Use tf.nn.weighted_cross_entropy_with_logits() and set pos_weight to 1 / (expected ratio of positives).

• I'm still newbie in deep learning so excuse me if my question is a naïve. what do you mean by expected ratio of positives? and what is the difference between this function and 'sigmoid_cross_entropy'? – Maystro Dec 20 '17 at 23:22

You can check the guides at tensorflow https://www.tensorflow.org/api_guides/python/contrib.losses

...

While specifying a scalar loss rescales the loss over the entire batch, we sometimes want to rescale the loss per batch sample. For example, if we have certain examples that matter more to us to get correctly, we might want to have a higher loss that other samples whose mistakes matter less. In this case, we can provide a weight vector of length batch_size which results in the loss for each sample in the batch being scaled by the corresponding weight element. For example, consider the case of a classification problem where we want to maximize our accuracy but we especially interested in obtaining high accuracy for a specific class:

inputs, labels = LoadData(batch_size=3)
logits = MyModelPredictions(inputs)

# Ensures that the loss for examples whose ground truth class is 3 is 5x
# higher than the loss for all other examples.
weight = tf.multiply(4, tf.cast(tf.equal(labels, 3), tf.float32)) + 1

onehot_labels = tf.one_hot(labels, num_classes=5)
tf.contrib.losses.softmax_cross_entropy(logits, onehot_labels, weight=weight)


I had to work with a similar unbalanced dataset of multiple classes and this is how I worked through it, hope it will help somebody looking for a similar solution:

This goes inside your training module:

from sklearn.utils.class_weight import compute_sample_weight
#use class weights for handling unbalanced dataset
if mode == 'INFER' #test/dev mode, not weighing loss in test mode
sample_weights = np.ones(labels.shape)
else:
sample_weights = compute_sample_weight(class_weight='balanced', y=labels)
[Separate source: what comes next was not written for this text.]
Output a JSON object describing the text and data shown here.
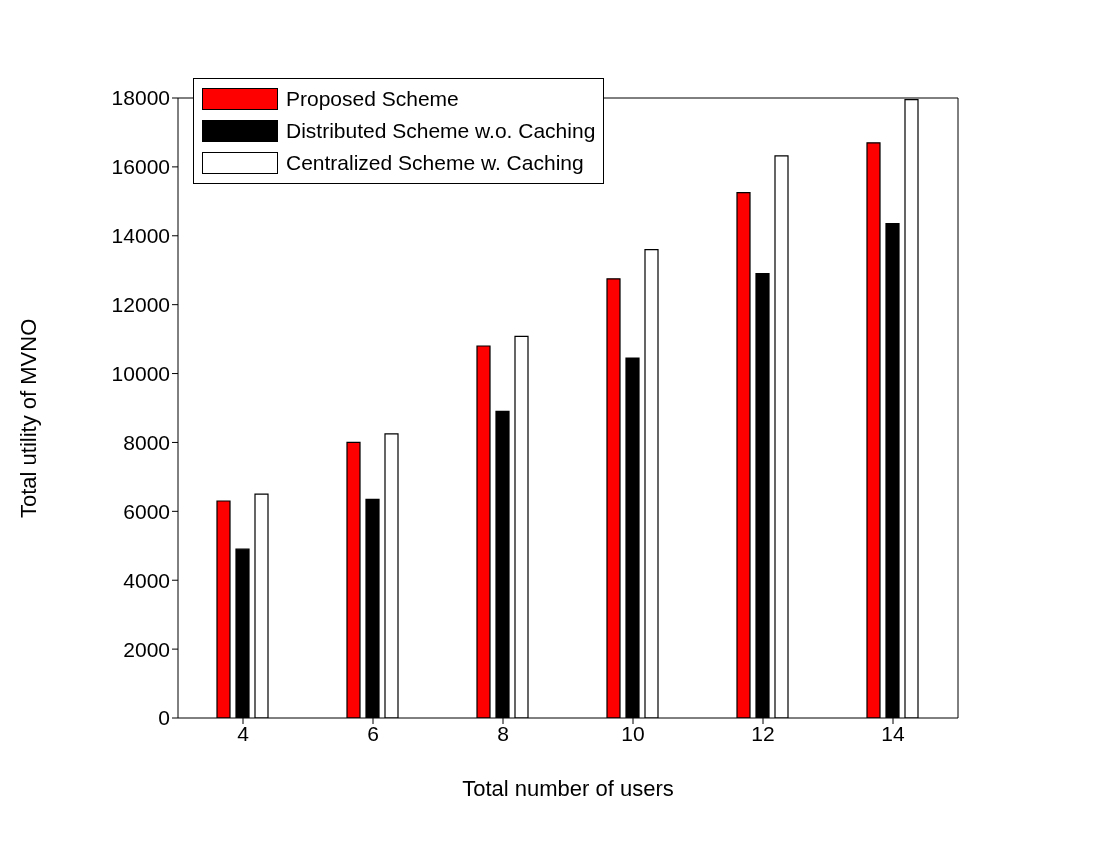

This goes inside your model class definition:

#an extra placeholder for sample weights
#assuming you already have batch_size tensor
self.sample_weight = tf.placeholder(dtype=tf.float32, shape=[None],
name='sample_weights')
cross_entropy_loss = tf.nn.sparse_softmax_cross_entropy_with_logits(
labels=self.label, logits=logits,
name='cross_entropy_loss')
cross_entropy_loss = tf.reduce_sum(cross_entropy_loss*self.sample_weight) / batch_size


Did ops tf.nn.weighted_cross_entropy_with_logits() for two classes:

classes_weights = tf.constant([0.1, 1.0])
cross_entropy = tf.nn.weighted_cross_entropy_with_logits(logits=logits, targets=labels, pos_weight=classes_weights)